After seeing an excellent film, it is perhaps natural to feel, at least for a while that this was the director's best. None of Kiarostami's were disappointing. But since there are many who find his films to be monotonous and empty, I may have at times had second thoughts about my own evaluation. This film reconfirms my immense liking for his movies.

He has been called painfully slow, repetetive, and plain boring. I find his description of everyday events set in a mountain village to be hypnotic, a leisured meditation on the wonder of  event-less daily existence. It is no more repetitive than a refrain that re-occurs in a song. I found this movie, in it's series of cameos of details of the ordinary--a tortoise succeeds in uprighting itself after being upturned by the sullen protagonist, a robust mother of ten shyly withdraws behind a curtain on being asked how many more the factory could produce, village folk refuse to accept payment for a jar of milk, an insect dragging it's loot--no less absorbing than a courtroom drama, or a horror film, with the difference that it gently draws you in, rather than assaulting your senses.

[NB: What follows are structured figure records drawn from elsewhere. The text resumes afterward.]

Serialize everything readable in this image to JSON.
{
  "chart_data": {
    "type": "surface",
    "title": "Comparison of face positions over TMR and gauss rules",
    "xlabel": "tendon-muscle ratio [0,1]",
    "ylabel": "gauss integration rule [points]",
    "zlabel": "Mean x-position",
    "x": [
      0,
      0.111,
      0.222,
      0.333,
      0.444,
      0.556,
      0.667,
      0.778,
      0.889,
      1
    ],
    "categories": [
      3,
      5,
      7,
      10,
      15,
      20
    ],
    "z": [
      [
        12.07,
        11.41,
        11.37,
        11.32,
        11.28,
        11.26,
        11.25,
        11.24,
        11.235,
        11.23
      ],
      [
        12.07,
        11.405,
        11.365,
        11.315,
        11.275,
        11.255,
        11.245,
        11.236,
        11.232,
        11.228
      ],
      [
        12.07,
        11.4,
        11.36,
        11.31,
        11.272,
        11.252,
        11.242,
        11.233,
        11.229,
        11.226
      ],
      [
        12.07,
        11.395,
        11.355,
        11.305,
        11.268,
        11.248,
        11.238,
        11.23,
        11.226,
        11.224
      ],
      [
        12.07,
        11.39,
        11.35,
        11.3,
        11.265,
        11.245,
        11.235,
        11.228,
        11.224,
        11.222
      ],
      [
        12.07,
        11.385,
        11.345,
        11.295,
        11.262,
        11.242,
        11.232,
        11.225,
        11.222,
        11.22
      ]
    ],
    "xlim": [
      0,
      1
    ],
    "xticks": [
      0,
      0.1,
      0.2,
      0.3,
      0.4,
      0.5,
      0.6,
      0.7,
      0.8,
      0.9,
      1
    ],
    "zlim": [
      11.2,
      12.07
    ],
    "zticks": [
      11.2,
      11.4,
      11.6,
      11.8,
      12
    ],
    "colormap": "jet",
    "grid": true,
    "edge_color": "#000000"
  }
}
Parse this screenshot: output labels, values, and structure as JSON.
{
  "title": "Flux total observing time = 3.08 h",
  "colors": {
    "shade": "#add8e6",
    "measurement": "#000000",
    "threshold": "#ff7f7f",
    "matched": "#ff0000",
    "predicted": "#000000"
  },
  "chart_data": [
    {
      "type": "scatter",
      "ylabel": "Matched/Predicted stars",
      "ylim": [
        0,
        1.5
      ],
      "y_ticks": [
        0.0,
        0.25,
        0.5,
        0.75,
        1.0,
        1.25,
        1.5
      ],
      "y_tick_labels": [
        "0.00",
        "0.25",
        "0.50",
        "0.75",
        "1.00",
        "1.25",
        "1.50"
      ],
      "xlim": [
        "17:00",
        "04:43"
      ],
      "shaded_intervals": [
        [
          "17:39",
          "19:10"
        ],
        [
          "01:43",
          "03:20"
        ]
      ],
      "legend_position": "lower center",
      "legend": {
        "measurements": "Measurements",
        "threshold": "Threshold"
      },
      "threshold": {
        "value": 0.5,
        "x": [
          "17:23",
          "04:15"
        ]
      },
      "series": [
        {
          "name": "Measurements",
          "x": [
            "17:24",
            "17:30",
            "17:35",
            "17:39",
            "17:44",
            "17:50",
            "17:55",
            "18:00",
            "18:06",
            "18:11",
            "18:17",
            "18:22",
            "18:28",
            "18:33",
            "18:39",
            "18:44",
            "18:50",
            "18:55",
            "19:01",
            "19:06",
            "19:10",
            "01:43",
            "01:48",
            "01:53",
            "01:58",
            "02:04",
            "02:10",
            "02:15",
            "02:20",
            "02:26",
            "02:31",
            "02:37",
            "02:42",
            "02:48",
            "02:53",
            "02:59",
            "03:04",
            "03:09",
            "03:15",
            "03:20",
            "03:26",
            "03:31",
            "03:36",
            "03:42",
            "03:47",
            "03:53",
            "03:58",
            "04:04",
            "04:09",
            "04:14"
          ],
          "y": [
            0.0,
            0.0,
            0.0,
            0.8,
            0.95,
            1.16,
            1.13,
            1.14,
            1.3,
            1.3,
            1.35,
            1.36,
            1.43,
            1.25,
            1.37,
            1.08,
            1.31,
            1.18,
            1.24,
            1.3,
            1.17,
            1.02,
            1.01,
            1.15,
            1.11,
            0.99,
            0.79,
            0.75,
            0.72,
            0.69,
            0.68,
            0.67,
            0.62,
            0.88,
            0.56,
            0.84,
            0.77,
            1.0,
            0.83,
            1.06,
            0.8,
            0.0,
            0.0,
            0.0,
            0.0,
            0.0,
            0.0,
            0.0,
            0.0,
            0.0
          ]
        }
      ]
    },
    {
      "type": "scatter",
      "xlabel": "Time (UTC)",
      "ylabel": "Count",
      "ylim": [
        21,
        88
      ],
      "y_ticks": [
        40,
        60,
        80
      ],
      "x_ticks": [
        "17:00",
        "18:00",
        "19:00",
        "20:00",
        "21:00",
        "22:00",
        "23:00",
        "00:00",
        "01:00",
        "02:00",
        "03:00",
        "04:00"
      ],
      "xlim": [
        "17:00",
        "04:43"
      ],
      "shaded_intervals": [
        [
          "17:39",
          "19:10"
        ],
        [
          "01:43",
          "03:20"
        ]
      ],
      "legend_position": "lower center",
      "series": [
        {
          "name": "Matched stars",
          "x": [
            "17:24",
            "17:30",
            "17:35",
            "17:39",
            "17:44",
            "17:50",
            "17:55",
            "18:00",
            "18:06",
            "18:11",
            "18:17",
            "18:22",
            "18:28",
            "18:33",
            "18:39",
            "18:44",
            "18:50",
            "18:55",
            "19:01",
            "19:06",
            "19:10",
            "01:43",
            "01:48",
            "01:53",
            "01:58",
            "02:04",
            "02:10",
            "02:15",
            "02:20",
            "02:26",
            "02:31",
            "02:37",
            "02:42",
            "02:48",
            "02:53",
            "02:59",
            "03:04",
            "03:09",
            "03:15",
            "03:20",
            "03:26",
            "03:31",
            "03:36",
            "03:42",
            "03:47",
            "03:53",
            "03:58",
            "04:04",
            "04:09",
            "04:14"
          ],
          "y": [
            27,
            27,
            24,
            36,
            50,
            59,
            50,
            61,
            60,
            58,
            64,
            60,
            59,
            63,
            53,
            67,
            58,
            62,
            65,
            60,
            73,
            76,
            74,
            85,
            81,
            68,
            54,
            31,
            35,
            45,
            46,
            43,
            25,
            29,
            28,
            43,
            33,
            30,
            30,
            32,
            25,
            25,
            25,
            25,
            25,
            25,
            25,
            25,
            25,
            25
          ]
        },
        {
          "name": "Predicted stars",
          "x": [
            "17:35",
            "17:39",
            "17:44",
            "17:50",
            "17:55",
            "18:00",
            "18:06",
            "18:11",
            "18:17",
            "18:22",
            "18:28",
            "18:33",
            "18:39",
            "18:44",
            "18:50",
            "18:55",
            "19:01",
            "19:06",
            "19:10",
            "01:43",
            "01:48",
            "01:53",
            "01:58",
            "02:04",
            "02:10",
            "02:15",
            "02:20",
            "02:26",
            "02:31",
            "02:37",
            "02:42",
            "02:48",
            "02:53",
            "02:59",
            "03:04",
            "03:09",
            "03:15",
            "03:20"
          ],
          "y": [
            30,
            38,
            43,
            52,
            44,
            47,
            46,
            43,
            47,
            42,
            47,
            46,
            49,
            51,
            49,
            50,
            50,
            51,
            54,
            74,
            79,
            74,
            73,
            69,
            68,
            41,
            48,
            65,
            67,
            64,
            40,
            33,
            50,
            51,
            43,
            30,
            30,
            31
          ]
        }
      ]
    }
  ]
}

The present film is a sketch of life in a remote Iranian village. The camera surveys the fascinating structure of mud dwellings placed against a hillock one atop the other like a house of cards. The corn fields stretch out between the bald mountains like the Van Gogh painting. Kiarostami vision is reverential, and whether he is looking at objects or people, seeing his films is like a voyage of discovery in a territory familiar in it's humanity. His camera is as though intoxicated by the things of this world and there is an almost biblical simplicity about his observation of people. Others say his characters lack psychological depth. They certainly are not obsessed with individualism.

Kiarostami more than individuals is portraying society. The community portrayed in this film might seem idyllic, specially if one has become used to the gangster movies as a norm of human behaviour. The villagers, perhaps due to their interdependance, cherish the virtues of neighbourliness and brotherhood. Kiarostami, often criticised and banned in his own country, is hardly one to glorify religion, but the simplicity of these pastoral and agricultural hill-folk, brings out the essence of the Islamic ethos, and indeed, of any religion worth the name.